Hello. I’m trying to enable two wired network adapters at the same time. The UI suggests it is possible by showing a separate on/off slider for each but when I toggle one on, the other toggles off. I am unable to turn both on at the same time. I note that clicking on the cog wheel and then the IPv4 tab seems to let me make changes but what I apply then seems to apply to both interfaces which is not what I would expect. Is there some sort of virtual interface that is assuming I only want one and don’t care which physical adapter I’m using?
Relevant System Information:
Framework Laptop 13 (Intel Ultra) with Ethernet expansion card inserted (USB Ethernet) and an OWC Thunderbolt Pro Dock connected via Thunderbolt 3 (PCI Ethernet)
I’ve tried to manually config and leave the gateway out of one but because they seem to be linked somehow, it doesn’t work. I have tried searching for solutions online but everything requires that you know which networking scheme your system is using (I don’t) and mucking about in various different /etc files which seems like it shouldn’t have to be the case given the UI controls available.
Does this only happen when using the GNOME settings UI, or does it also happen when enabling the connections with nmcli?
Does at least one of these two connections have the following setting enabled: IPv4 settings > “Routes…”, “Use this connection only for resources on its network”?
(* To be clear: leave that disabled for your Internet connection, but consider enabling it for connections that are local-only or otherwise not for internet access.)
I haven’t tried nmcli. On Desktop I try to stick with the herd in the GUI for things that seem to swerve all over the place from one version to the next (like networking configuration schemes seem to). Is Ubuntu Desktop 25.04 relying on Network Manager? The official Ubuntu Server docs say “Network configuration on Ubuntu is handled through Netplan” and the Desktop docs don’t say much on the topic and don’t delve into any command line or config file stuff. I assume they are the same or similar but on Desktop the GUI seems to be where you get sent by the docs.

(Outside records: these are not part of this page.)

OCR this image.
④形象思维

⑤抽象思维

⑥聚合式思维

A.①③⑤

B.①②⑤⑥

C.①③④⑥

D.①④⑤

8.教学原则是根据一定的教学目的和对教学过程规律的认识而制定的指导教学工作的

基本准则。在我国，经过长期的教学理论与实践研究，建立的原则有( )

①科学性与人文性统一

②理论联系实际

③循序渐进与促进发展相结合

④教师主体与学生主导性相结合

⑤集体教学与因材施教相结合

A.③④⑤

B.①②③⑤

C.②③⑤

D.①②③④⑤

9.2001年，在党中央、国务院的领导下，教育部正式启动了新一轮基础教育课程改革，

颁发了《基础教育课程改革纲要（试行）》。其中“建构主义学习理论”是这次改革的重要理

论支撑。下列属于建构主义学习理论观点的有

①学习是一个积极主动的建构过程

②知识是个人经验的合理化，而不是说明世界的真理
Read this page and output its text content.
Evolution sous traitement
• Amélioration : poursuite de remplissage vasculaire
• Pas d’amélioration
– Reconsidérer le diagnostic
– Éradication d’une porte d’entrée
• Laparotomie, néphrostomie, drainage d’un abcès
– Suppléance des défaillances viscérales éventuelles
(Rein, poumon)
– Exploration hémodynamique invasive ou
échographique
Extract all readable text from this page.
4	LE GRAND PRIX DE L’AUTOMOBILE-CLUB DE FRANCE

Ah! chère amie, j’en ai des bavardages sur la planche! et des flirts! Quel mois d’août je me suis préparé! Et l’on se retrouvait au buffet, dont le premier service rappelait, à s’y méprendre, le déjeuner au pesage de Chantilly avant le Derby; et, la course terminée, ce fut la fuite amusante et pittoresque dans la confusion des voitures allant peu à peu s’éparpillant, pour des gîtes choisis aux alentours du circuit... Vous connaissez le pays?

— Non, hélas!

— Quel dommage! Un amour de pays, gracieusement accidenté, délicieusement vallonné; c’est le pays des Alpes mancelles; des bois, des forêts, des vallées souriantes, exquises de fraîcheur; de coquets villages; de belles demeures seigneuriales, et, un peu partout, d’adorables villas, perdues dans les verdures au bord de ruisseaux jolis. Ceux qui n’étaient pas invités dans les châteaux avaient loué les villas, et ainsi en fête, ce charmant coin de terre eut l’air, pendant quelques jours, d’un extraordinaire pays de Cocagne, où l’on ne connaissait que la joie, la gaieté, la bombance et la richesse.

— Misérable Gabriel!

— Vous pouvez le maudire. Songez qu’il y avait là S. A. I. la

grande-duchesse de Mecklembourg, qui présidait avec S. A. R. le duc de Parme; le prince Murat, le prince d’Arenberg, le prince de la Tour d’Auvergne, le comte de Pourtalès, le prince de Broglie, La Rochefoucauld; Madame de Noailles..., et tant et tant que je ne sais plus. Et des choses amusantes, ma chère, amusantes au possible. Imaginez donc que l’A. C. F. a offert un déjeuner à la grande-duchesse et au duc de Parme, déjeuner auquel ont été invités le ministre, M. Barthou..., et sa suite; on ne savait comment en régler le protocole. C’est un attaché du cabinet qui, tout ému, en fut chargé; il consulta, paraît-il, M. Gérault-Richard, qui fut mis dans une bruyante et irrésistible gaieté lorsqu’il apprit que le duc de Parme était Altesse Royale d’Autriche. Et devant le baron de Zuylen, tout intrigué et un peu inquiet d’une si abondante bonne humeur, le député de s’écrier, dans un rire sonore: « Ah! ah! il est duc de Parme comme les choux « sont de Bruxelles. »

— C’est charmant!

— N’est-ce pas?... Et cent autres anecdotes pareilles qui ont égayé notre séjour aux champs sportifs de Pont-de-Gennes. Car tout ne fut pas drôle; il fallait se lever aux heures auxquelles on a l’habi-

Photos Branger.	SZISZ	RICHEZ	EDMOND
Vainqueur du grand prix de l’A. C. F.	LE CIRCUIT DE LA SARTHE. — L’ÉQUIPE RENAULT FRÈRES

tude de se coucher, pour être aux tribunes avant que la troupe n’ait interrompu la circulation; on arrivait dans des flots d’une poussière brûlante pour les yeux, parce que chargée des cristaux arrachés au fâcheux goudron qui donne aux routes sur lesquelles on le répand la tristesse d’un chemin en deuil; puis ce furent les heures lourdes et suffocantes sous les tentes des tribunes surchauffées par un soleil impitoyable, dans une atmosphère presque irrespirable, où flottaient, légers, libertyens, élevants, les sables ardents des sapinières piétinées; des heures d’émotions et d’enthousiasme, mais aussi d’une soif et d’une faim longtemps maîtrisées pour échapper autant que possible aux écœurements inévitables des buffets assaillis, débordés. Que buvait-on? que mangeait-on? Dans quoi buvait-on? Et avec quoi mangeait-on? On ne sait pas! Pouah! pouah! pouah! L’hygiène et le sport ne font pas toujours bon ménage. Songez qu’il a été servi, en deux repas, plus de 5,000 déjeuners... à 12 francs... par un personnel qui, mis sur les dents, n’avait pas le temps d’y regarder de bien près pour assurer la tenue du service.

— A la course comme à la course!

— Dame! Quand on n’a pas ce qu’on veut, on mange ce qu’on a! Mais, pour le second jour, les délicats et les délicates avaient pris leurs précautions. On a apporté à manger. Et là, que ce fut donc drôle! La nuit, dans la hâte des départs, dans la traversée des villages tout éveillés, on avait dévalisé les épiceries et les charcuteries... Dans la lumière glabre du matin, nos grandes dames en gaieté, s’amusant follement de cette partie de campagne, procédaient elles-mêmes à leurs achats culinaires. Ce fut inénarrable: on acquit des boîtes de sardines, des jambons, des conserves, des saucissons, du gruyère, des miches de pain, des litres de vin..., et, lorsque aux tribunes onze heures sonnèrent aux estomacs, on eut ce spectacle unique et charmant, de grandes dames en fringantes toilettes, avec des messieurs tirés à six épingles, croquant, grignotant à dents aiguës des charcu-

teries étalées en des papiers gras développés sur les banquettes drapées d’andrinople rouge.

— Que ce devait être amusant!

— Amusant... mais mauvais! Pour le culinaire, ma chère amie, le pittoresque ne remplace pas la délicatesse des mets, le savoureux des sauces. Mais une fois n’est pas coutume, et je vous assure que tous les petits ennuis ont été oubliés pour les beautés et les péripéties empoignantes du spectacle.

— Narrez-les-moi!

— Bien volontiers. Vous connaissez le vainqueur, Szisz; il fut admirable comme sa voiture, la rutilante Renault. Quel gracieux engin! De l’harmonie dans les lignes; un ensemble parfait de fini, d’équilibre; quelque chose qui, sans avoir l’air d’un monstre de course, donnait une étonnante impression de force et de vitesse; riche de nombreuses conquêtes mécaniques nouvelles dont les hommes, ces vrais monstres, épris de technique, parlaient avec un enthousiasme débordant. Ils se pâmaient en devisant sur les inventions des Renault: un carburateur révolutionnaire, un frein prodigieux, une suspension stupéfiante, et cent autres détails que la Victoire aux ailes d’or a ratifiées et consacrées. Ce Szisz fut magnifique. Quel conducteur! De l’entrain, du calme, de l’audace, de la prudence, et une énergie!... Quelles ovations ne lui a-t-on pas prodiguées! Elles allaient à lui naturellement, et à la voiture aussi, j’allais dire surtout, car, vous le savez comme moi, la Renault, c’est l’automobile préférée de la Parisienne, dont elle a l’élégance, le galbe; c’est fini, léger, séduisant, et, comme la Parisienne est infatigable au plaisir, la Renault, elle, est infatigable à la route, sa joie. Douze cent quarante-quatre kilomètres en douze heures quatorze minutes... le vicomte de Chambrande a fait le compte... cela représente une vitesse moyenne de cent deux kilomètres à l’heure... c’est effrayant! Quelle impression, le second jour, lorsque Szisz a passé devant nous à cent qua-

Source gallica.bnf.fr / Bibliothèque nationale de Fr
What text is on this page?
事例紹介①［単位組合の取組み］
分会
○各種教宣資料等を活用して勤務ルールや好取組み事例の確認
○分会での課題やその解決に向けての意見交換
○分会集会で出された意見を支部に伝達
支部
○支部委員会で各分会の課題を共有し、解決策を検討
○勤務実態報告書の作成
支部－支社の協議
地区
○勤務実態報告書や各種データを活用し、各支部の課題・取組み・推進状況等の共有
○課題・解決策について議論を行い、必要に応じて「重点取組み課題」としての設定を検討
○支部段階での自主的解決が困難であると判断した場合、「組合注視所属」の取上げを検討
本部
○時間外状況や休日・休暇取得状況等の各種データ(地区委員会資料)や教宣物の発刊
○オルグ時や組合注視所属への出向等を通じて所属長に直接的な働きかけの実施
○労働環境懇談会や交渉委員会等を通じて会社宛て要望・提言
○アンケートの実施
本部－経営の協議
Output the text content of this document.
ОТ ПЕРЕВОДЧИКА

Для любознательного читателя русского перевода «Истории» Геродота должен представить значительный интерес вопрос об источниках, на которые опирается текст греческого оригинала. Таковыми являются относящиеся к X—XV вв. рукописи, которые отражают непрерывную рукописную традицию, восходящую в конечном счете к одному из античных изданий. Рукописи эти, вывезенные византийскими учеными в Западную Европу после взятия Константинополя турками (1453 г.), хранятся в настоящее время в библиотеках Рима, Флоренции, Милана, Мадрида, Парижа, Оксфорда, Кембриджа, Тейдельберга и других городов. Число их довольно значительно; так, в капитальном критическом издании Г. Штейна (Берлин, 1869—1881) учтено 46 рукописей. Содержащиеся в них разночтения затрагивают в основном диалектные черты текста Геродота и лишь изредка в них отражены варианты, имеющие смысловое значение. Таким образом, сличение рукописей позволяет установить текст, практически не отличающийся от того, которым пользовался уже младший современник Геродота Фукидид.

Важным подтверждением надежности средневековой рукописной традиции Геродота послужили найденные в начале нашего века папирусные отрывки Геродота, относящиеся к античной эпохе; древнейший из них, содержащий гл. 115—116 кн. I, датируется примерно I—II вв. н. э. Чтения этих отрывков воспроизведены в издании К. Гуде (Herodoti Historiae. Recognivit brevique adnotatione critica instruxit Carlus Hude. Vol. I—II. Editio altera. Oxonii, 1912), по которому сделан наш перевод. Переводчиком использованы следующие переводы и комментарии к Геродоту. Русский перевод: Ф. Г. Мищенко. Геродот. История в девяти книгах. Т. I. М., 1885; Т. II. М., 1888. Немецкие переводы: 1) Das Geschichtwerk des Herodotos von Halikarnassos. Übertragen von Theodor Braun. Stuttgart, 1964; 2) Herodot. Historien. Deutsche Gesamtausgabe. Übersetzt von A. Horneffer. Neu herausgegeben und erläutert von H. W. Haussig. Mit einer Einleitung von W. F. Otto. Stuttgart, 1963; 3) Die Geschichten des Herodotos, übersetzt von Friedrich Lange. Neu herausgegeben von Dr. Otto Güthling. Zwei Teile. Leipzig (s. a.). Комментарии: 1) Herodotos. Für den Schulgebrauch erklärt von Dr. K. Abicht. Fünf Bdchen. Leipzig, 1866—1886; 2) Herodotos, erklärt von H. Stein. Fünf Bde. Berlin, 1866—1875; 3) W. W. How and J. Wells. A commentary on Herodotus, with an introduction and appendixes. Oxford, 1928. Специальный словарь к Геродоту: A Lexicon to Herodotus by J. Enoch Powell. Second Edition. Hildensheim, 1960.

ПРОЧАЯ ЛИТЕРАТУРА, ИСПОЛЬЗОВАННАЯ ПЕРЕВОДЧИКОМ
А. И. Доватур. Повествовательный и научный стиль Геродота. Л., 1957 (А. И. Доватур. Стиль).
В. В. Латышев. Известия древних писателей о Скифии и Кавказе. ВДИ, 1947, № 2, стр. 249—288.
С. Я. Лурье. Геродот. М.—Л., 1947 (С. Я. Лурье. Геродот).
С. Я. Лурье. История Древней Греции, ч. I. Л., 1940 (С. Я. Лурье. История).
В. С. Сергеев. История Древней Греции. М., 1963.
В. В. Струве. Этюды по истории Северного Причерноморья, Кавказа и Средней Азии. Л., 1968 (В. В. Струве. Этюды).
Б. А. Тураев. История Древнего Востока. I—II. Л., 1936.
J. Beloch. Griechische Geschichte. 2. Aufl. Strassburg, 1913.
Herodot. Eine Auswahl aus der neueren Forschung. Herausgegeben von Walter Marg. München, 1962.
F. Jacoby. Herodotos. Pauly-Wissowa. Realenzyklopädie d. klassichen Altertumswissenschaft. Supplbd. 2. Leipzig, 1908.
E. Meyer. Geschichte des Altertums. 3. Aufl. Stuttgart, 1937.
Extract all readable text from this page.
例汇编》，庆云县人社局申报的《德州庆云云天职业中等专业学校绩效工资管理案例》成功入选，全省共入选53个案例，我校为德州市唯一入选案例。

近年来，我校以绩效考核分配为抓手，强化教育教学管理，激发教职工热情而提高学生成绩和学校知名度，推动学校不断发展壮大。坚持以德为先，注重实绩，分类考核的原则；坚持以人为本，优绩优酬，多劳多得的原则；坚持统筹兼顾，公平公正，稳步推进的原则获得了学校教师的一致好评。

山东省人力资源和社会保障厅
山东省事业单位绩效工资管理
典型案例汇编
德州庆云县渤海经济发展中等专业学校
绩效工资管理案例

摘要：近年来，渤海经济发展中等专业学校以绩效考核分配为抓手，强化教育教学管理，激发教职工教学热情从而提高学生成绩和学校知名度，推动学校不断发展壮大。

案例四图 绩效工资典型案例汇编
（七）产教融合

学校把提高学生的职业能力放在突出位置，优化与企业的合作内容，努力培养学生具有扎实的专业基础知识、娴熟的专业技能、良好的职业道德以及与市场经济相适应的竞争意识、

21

I did see that and had an “Ah! That must be the way!” moment before toggling that in the USB Ethernet (secondary adapter for a local-only network) settings and then losing my internet connectivity provided by my PCI Ethernet (main network with my internet router). That was when I first realized that every time I was changing settings in one, it would change them in both.
So I feel like the UI is hiding some interface abstraction layer from me. It is treating all wired interfaces as one somewhere under the hood and yet presenting them as separate with their own toggles and config gear icons. If it shows independent on/off toggles, it should allow independent on/off. Different settings buttons, different settings. Either the GUI needs a redesign that makes it clear that you can’t do this (a radio button to choose one out of a list if interfaces to enable and a single gear icon for the currently selected “Wired Network”), or it should support what it seems designed to.
Anyway, thanks for your help. I will dig a bit deeper into using nmcli for this but I do feel like it needs a bug report and/or feature request too.
STATE CONNECTIVITY WIFI-HW WIFI WWAN-HW WWAN METERED
connected full enabled disabled missing enabled no (guessed)
So that seemed legit but the single enabled WWAN seemed to suggest that I was on the right track with my feeling that “it is treating all wired interfaces as one somewhere under the hood.” Then I found this Using NetworkManager (NMCLI) on Ubuntu and Debian and specifically the existence of nm-connection-editor and now I have the vocabulary for this. I had one network connection with two devices assigned to it.
I am now playing with that tool and have created a new Ethernet connection, assigned it the 10GbE PCI device, and edited the other one to only have the USB 2.5Gb device. Testing continues but I think I’m on a good path now. Thanks again. I will report back when I have it sorted out.
So the missing piece of the puzzle for me on Ubuntu Desktop was the nm-connection-editor utility. With some trial and error there making new connections, editing and ultimately deleting the one that had both devices in it, I was able to get to a spot where each was able to be enabled, disabled, and configured independently in the GNOME Settings → Network GUI.
Remaining things to sort out are:
Having the connection names I set show up in the Settings and Desktop UI instead of “PCI Ethernet” and “USB Ethernet” which must be hard coded/configured somewhere; and,
Setting up multiple addresses/networks on the same connection without VLANs (similar to the old and now deprecated IP-aliasing) so I can reach devices with default IP addresses on different subnets when setting them up.
I note also the plus icons in the Settings → Network GUI and those seem to be tied to those “PCI Ethernet” and “USB Ethernet” headings. Clicking them offers to create a new “Profile”. I guess understanding Profiles is #3 on my list above.